Where can I read up on these types of details specifically?

Marco Villalobos-2

Re: threading and distribution

Okay, I am following up to my question. I see information regarding the threading and distribution model on the documentation about the architecture.

https://ci.apache.org/projects/flink/flink-docs-release-1.12/concepts/flink-architecture.html

Next, I want to read up on what I have control over.

On Fri, Feb 5, 2021 at 3:06 AM Marco Villalobos <[hidden email]> wrote:

as data flows from a source through a pipeline of operators and finally sinks, is there a means to control how many threads are used within an operator, and how an operator is distributed across the network?

Where can I read up on these types of details specifically?

Matthias

Re: threading and distribution

Hi Marco,

sorry for the late reply. The documentation you found [1] is already a good start. You can define how many subtasks of an operator run in parallel using the operator's parallelism configuration [2]. Each operator's subtask will run in a separate task slot. There's the concept of slot sharing as described in [3] which enables Flink to run subtasks of different operators of the same job in the same slot. This enables the TaskManager to run an entire pipeline in a single slot [3].

The maximum parallelism of your job is bound by the number of available task slots in the Flink cluster which can be defined through the number of slots per TaskManager [4][5] and the number of TaskManagers running in your Flink cluster (taskmanager.numberOfTaskSlots * #taskmanagers = maximum possible parallelism for an operator/pipeline).
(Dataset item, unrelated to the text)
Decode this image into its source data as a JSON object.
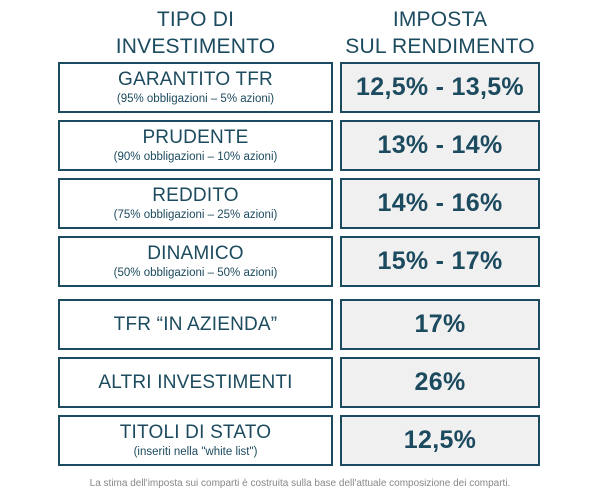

I hope this was still helpful.

Best,
Matthias

[1] https://ci.apache.org/projects/flink/flink-docs-release-1.12/concepts/flink-architecture.html

[2] https://ci.apache.org/projects/flink/flink-docs-stable/dev/parallel.html#:~:text=A%20Flink%20program%20consists%20of,task%20is%20called%20its%20parallelism.

[3] https://ci.apache.org/projects/flink/flink-docs-stable/concepts/flink-architecture.html#task-slots-and-resources

[4] https://ci.apache.org/projects/flink/flink-docs-stable/deployment/config.html

[5] https://ci.apache.org/projects/flink/flink-docs-stable/deployment/config.html#taskmanager-numberoftaskslots

On Fri, Feb 5, 2021 at 12:22 PM Marco Villalobos <[hidden email]> wrote:

Okay, I am following up to my question. I see information regarding the threading and distribution model on the documentation about the architecture.

https://ci.apache.org/projects/flink/flink-docs-release-1.12/concepts/flink-architecture.html

Next, I want to read up on what I have control over.

On Fri, Feb 5, 2021 at 3:06 AM Marco Villalobos <[hidden email]> wrote:
as data flows from a source through a pipeline of operators and finally sinks, is there a means to control how many threads are used within an operator, and how an operator is distributed across the network?

Where can I read up on these types of details specifically?